To reduce the number of experiments required for the various parameter combinations, the Taguchi method is used to determine the affecting factors and levels.
The rest of this paper is organized as follows.
Section 2 describes the structure of the proposed FT-CFNN and the Taguchi method.
Section 3 presents the experimental results obtained when using the proposed FT-CFNN. Finally,
Section 4 details the conclusions of this study and recommendations for future research.
4. Conclusions
In this paper, an FT-CFNN is proposed for malware image classification. This network comprises two parts: a CFNN and Taguchi-method-based optimal parameter combinations. Four feature fusion methods (GMP, GAP, CGMP, and CGMP) are proposed for the CFNN to reduce the feature size and integrate network information. An FNN is used to replace a fully connected network to reduce the size of adjustable parameters. The proposed CFNN achieved accuracy values of 96.68%, 97.86%, 98.13%, and 97.64% with the GMP, GAP, CGMP, and CGMP fusion methods, respectively, for the Malimg dataset. The experimental results indicated that the CFNN achieved the highest accuracy with the CGAP fusion method. To reduce the number of experiments for parameter combinations, the Taguchi method was used to determine the affecting factors and levels. The experimental results indicated that the accuracy of the FT-CFNN, proposed CFNN, and original LeNet model in malware family classification was 98.61%, 98.13%, and 96.68%, respectively.
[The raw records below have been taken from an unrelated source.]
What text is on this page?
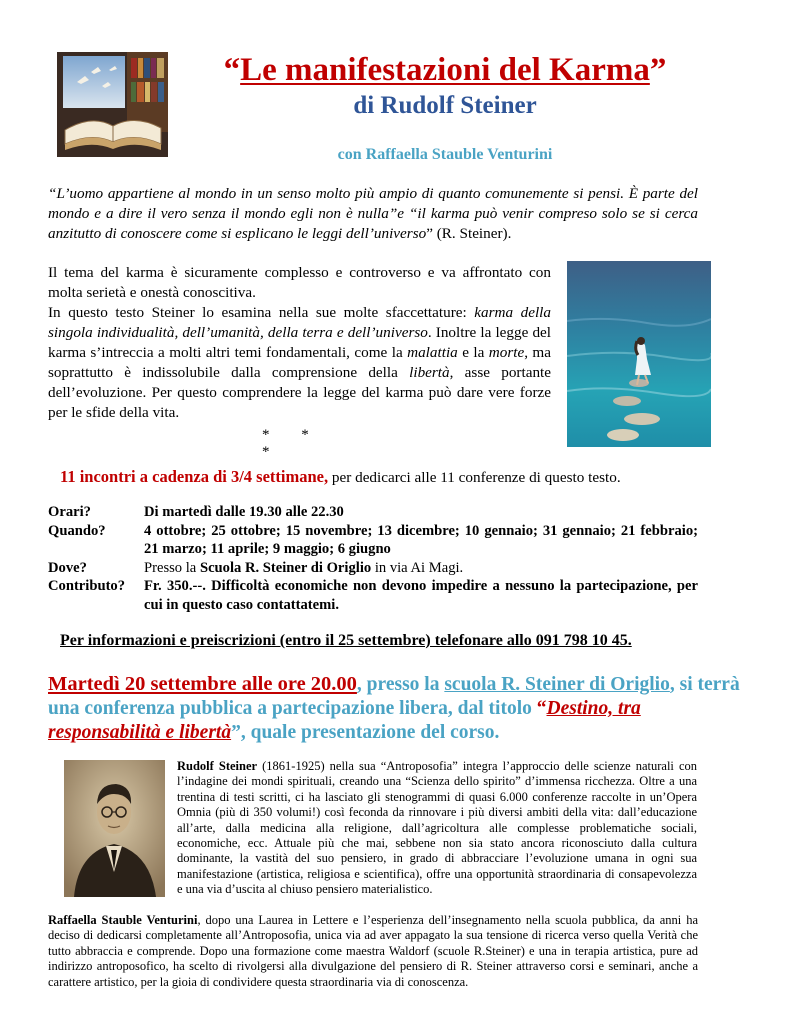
“Le manifestazioni del Karma”
di Rudolf Steiner
con Raffaella Stauble Venturini
“L’uomo appartiene al mondo in un senso molto più ampio di quanto comunemente si pensi. È parte del mondo e a dire il vero senza il mondo egli non è nulla”e “il karma può venir compreso solo se si cerca anzitutto di conoscere come si esplicano le leggi dell’universo” (R. Steiner).

Il tema del karma è sicuramente complesso e controverso e va affrontato con molta serietà e onestà conoscitiva.

In questo testo Steiner lo esamina nella sue molte sfaccettature: karma della singola individualità, dell’umanità, della terra e dell’universo. Inoltre la legge del karma s’intreccia a molti altri temi fondamentali, come la malattia e la morte, ma soprattutto è indissolubile dalla comprensione della libertà, asse portante dell’evoluzione. Per questo comprendere la legge del karma può dare vere forze per le sfide della vita.

* * *
11 incontri a cadenza di 3/4 settimane, per dedicarci alle 11 conferenze di questo testo.
Orari?	Di martedì dalle 19.30 alle 22.30
Quando?	4 ottobre; 25 ottobre; 15 novembre; 13 dicembre; 10 gennaio; 31 gennaio; 21 febbraio; 21 marzo; 11 aprile; 9 maggio; 6 giugno
Dove?	Presso la Scuola R. Steiner di Origlio in via Ai Magi.
Contributo?	Fr. 350.--. Difficoltà economiche non devono impedire a nessuno la partecipazione, per cui in questo caso contattatemi.
Per informazioni e preiscrizioni (entro il 25 settembre) telefonare allo 091 798 10 45.
Martedì 20 settembre alle ore 20.00, presso la scuola R. Steiner di Origlio, si terrà una conferenza pubblica a partecipazione libera, dal titolo “Destino, tra responsabilità e libertà”, quale presentazione del corso.
Rudolf Steiner (1861-1925) nella sua “Antroposofia” integra l’approccio delle scienze naturali con l’indagine dei mondi spirituali, creando una “Scienza dello spirito” d’immensa ricchezza. Oltre a una trentina di testi scritti, ci ha lasciato gli stenogrammi di quasi 6.000 conferenze raccolte in un’Opera Omnia (più di 350 volumi!) così feconda da rinnovare i più diversi ambiti della vita: dall’educazione all’arte, dalla medicina alla religione, dall’agricoltura alle complesse problematiche sociali, economiche, ecc. Attuale più che mai, sebbene non sia stato ancora riconosciuto dalla cultura dominante, la vastità del suo pensiero, in grado di abbracciare l’evoluzione umana in ogni sua manifestazione (artistica, religiosa e scientifica), offre una opportunità straordinaria di consapevolezza e una via d’uscita al chiuso pensiero materialistico.
Raffaella Stauble Venturini, dopo una Laurea in Lettere e l’esperienza dell’insegnamento nella scuola pubblica, da anni ha deciso di dedicarsi completamente all’Antroposofia, unica via ad aver appagato la sua tensione di ricerca verso quella Verità che tutto abbraccia e comprende. Dopo una formazione come maestra Waldorf (scuole R.Steiner) e una in terapia artistica, pure ad indirizzo antroposofico, ha scelto di rivolgersi alla divulgazione del pensiero di R. Steiner attraverso corsi e seminari, anche a carattere artistico, per la gioia di condividere questa straordinaria via di conoscenza.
Because the Malimg dataset only contains 9339 images, generative adversarial networks can be used in the future to increase the number of images and thus improve stability. Indicators such as accuracy, sensitivity, and specificity have been widely used by scholars for comparing the classification and identification performance of deep learning networks. However, these parameters have different values in each network learning training step; therefore, the use of a single value or index average to assess a network’s image classification performance might lead to inaccurate assessments. Therefore, future research should address this problem by using statistical methods to define a performance recognition index. Furthermore, in this study, we only use the existing malware database for analysis and classification, and do not apply the proposed method to actual cyberattack problems. Therefore, we will also apply the proposed method to practically any malicious programs that steal crucial data in future research.